Most long-term decisions in life require a large amount of money. While in some cases the funds that you have in your savings accounts may be enough, it can be difficult to find the money that you need for large expenses. This is where having a lot of equity in your come is very helpful. With it, you will be able to secure home equity loans and lines of credit that come with interest rates that are considerably lower than that of other types of debt.
This having been said, the more equity you have in your home, the more money you will be able to borrow or have access to through a HELOC. Regardless of which equity secured debt you want to go for, it is important to be able to calculate exactly how much equity you have in your home. This will make it easier to decide what kind of loan you should get.
Easier than you may think
Calculating how much equity is in your home is relatively straightforward and can be done by anyone, provided that you have the time for it:
- Check your bank statement
The first thing that you will have to do is to check your online bank statement. Either go to the bank or go online and get a detailed statement. You will need the mortgage-related information contained within to make the calculations.
- Determine the value of your home
Next, you will have to determine the current value of your home, along with the actual property. There are several ways to do this and each has different advantages and disadvantages. You can look at your property tax statement and see the approximated value, or analyze how much other similar properties in your area cost. These methods are great if you do not want to spend money on professional help, but they aren’t extremely accurate.
Alternatively, you can have an appraiser come over and perform an evaluation of the building and property. This can cost you up to $500, however, the appraisal will be as accurate as the one made by the bank.
- Do the math and find out how much equity you have
Once you have the balance on your mortgage and the value of your home, you can start doing the calculations. Simply subtract the current value of your home from the amount of money that you still owe on your mortgage. The result will be %100 of your equity.
You can then use this value to determine how much money you could get from a home equity loan or other similar types of debt, however, this will require that you go to the lender and ask how the loan is calculated. Each lender has a different formula, however, a large number of them will use a loan-to-value ratio. This is done by dividing your current loan balance by the current value of your home.
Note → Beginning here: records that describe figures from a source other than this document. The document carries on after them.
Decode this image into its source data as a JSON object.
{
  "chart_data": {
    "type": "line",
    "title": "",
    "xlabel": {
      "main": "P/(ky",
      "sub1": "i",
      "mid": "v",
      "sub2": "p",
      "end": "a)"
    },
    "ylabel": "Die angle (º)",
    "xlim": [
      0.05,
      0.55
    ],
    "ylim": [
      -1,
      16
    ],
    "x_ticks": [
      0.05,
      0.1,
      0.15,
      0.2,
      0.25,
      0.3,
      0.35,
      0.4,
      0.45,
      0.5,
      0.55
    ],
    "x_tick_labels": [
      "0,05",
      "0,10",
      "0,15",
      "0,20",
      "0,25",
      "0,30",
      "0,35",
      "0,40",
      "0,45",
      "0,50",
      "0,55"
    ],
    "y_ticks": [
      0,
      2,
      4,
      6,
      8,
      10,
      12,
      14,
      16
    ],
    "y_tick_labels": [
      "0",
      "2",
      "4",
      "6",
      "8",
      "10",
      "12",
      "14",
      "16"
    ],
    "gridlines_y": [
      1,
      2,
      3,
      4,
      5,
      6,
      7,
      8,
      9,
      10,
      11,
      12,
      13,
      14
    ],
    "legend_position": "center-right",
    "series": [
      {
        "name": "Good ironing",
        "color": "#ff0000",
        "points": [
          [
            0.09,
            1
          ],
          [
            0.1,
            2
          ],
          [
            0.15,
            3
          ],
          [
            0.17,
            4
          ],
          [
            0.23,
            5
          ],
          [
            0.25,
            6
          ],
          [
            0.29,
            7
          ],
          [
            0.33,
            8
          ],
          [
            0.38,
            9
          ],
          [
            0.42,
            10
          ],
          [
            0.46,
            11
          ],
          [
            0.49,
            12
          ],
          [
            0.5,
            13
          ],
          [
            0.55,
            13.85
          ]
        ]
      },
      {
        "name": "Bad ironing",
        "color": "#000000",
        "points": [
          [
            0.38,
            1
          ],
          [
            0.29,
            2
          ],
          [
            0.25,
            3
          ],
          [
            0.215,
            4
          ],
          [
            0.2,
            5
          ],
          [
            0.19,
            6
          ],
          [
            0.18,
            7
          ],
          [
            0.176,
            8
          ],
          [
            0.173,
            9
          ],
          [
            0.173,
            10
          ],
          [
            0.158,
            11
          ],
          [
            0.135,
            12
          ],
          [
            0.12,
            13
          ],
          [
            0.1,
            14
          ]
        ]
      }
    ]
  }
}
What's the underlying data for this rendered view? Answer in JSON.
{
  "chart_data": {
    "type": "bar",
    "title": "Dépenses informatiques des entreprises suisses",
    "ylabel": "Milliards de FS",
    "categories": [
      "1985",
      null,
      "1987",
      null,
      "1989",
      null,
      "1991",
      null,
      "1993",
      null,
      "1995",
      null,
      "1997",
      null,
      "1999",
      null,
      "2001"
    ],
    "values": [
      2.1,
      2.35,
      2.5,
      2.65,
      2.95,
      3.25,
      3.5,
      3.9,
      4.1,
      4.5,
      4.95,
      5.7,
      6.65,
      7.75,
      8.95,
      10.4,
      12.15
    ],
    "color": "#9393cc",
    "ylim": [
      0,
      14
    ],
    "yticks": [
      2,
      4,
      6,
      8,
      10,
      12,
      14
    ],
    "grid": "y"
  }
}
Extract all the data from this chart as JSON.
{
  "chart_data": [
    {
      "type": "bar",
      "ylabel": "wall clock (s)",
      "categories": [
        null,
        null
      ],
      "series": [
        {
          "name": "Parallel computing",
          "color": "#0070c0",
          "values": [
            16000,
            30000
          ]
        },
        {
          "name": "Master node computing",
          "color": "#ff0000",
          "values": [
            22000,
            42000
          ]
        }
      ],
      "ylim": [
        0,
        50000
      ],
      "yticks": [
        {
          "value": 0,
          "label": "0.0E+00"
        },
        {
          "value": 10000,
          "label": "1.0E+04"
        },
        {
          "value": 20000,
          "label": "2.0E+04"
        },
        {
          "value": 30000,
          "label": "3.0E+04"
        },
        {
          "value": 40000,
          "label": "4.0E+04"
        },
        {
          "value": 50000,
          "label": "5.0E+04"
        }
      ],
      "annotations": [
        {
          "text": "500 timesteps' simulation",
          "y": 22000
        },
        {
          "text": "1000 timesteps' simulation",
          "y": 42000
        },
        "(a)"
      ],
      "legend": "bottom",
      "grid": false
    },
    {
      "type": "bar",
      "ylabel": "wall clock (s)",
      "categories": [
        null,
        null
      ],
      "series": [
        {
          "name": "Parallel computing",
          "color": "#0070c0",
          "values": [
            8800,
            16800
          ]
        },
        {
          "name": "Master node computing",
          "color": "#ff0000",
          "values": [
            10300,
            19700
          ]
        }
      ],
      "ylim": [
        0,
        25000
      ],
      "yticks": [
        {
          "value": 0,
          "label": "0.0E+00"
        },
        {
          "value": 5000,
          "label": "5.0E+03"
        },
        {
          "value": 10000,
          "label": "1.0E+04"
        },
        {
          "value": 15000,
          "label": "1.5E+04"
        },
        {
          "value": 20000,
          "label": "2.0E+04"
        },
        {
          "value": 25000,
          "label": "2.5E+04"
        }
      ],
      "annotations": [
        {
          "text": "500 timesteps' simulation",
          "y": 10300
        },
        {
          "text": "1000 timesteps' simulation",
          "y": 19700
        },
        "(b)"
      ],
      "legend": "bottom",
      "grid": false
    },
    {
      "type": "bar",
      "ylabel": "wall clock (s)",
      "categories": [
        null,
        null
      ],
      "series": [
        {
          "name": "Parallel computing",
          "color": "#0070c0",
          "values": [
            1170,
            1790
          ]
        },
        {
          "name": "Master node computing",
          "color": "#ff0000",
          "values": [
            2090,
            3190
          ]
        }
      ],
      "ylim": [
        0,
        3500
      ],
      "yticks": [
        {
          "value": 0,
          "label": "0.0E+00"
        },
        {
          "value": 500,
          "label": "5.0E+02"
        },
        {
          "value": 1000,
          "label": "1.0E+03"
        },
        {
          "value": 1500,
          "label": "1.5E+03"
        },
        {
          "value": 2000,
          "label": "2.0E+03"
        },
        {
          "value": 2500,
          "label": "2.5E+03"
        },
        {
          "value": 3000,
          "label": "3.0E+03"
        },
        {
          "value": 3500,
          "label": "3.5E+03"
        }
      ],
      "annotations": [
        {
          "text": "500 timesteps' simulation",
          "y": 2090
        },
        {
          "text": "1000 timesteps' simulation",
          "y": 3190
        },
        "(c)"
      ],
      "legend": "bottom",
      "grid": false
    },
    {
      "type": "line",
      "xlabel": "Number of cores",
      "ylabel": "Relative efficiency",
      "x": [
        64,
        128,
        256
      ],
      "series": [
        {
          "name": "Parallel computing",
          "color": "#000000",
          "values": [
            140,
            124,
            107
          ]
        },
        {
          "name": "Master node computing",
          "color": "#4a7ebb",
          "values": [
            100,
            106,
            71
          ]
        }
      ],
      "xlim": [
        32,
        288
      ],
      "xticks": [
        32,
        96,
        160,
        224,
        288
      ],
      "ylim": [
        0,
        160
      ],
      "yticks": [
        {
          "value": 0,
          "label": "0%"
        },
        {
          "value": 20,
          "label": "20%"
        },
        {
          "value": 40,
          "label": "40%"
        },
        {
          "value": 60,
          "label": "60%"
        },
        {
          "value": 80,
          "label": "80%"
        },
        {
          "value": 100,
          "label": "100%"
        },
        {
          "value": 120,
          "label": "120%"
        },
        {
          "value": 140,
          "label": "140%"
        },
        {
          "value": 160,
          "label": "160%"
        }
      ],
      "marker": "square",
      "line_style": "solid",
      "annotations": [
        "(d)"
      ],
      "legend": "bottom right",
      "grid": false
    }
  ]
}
This having been said, every lender uses a slightly different formula, which means that even if you know the amount of equity in your home, you will still have to sit down with the bank or company that will give you the loan and do the math.
Be smart about when and how you evaluate your property
The formula that helps you calculate how much equity you have in your home requires the present value of the house and property. This value changes over time because it depends on what improvements you make to the house, but also on the overall price of real estate in your area. In other words, you will have to recalculate it every time you need to make a loan via a site like Adherents.com or want to check to see how much money you can get.
Apprising your home and property can cost quite a bit of money, so only do it when you are certain that you want to take out a home equity loan or access e HELOC. This will give you the exact figures that you need in order to calculate how much money you will get.
In the meanwhile, keep an eye on the price of similar properties in your area and try to approximate how much the value of the house changes when you make improvements. The result may not be extremely accurate, but it should be enough to give you an idea of when it is a good time to start considering a home equity loan.
Being able to determine how much equity there is in your home is always useful, and you should always keep the formula in mind. This way, if you ever need money in a short amount of time you will at least be able to estimate how much cash you can get through a home equity loan.